The Gulf state said in a statement that it was non-sensical to claim that the deaths of all workers were due to workplace accidents or conditions.
"If ITUC were to apply the same logic to an evaluation of worker fatalities in the run-up to the London Olympic Games, every death of a non-British worker between 2006 and 2012 would have been attributed to the London Olympics," it said.
The issue of workers' rights and specifically the death rate among laborers has long dogged Qatar's controversial and successful bid to host the tournament.

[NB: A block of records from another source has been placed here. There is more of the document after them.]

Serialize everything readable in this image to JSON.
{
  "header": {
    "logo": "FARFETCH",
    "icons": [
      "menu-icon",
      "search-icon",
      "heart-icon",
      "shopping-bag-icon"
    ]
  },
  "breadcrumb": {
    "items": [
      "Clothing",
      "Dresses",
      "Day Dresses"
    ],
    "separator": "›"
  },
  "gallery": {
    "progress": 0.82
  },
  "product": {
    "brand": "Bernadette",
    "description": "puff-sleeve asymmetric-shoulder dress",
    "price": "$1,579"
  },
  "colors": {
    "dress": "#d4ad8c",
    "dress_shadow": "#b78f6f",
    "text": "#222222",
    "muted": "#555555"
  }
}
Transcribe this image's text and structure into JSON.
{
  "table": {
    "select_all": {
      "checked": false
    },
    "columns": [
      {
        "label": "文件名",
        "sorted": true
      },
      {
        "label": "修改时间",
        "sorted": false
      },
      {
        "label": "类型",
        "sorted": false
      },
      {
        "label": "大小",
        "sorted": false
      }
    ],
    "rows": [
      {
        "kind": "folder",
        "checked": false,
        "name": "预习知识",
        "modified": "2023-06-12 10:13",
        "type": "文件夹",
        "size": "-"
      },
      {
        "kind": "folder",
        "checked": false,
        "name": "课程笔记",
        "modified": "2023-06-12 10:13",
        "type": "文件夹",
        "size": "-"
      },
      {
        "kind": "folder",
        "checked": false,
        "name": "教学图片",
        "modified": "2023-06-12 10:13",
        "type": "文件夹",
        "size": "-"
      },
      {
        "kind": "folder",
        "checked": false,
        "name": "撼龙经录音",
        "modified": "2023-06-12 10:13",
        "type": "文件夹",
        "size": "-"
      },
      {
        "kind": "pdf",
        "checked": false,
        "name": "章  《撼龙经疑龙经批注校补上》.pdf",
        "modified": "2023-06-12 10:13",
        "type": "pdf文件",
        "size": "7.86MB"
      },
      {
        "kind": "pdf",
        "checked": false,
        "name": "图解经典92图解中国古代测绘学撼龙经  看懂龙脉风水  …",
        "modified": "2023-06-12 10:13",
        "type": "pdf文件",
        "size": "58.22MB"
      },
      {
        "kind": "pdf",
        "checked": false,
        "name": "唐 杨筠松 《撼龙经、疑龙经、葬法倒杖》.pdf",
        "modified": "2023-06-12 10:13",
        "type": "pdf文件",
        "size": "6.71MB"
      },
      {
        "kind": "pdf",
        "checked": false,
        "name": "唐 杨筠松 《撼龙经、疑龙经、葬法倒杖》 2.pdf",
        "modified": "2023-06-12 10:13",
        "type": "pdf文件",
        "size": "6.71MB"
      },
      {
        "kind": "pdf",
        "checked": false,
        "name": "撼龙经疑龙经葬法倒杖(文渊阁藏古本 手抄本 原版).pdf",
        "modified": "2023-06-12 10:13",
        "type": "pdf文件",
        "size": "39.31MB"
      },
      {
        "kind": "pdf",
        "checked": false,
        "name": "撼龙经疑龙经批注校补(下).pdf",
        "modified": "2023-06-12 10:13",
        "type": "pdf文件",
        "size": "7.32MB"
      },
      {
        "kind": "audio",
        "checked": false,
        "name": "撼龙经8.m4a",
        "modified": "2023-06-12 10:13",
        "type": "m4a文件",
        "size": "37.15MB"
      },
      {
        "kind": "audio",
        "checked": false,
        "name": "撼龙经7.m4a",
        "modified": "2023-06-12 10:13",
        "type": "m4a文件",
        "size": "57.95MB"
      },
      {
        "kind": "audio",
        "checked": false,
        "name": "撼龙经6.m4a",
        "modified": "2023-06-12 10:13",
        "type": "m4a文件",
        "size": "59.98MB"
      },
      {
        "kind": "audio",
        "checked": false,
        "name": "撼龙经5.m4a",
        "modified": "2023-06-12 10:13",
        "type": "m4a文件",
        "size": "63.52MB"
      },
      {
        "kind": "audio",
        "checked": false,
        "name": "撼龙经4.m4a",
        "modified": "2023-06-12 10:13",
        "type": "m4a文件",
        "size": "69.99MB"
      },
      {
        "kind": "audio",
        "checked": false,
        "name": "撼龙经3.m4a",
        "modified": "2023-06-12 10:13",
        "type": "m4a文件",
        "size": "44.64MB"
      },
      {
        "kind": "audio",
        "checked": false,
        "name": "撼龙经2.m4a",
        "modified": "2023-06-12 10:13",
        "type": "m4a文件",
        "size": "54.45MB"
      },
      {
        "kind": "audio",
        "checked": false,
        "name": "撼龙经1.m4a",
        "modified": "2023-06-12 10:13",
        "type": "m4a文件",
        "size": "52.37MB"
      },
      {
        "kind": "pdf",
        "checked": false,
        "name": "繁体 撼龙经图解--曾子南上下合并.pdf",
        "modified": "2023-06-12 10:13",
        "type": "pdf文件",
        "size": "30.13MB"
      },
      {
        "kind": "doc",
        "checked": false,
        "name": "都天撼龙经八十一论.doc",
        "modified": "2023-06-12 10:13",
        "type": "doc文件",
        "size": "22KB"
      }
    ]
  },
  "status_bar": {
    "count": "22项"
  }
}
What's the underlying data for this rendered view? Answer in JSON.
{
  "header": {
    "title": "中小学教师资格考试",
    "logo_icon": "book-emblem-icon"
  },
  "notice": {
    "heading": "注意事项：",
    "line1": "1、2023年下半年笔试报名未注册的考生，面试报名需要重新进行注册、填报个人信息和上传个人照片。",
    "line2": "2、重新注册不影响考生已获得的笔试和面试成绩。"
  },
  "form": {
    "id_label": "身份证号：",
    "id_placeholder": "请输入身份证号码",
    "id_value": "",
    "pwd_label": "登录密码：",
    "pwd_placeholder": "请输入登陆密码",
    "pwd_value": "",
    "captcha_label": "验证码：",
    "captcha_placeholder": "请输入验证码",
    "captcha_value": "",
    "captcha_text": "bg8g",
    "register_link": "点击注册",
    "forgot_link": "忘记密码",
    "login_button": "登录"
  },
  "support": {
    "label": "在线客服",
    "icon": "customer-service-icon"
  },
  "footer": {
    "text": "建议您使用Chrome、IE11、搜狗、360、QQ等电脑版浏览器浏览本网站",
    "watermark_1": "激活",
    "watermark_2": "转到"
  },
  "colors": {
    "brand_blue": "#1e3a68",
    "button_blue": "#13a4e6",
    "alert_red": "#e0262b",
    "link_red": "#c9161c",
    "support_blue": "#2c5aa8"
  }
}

Doha does not release death toll figures but it has been revealed in the past that more than 900 workers from India, Nepal and Bangladesh died in Qatar in 2012 and 2103, though no causes of death were given.
The ITUC, which has been one of Qatar's fiercest critics, said on Friday that the "real fatality rate" of workers in Qatar was more than 1,000 per year.
Sharan Burrow, ITUC's general secretary, said the figure was calculated "by analyzing Qatar's own statistics and health reports over the past three years".
The response from Qatar added that the Gulf state has introduced several labor reforms recently and that migrant workers have sent home up to US$14 billion in the past five years.
Qatar added that it welcomed "thoughtful criticism" but said it should be "based on fact".
Monday's statement from Qatar is the third in a week from an increasingly strident Doha defending its position on the World Cup against critics.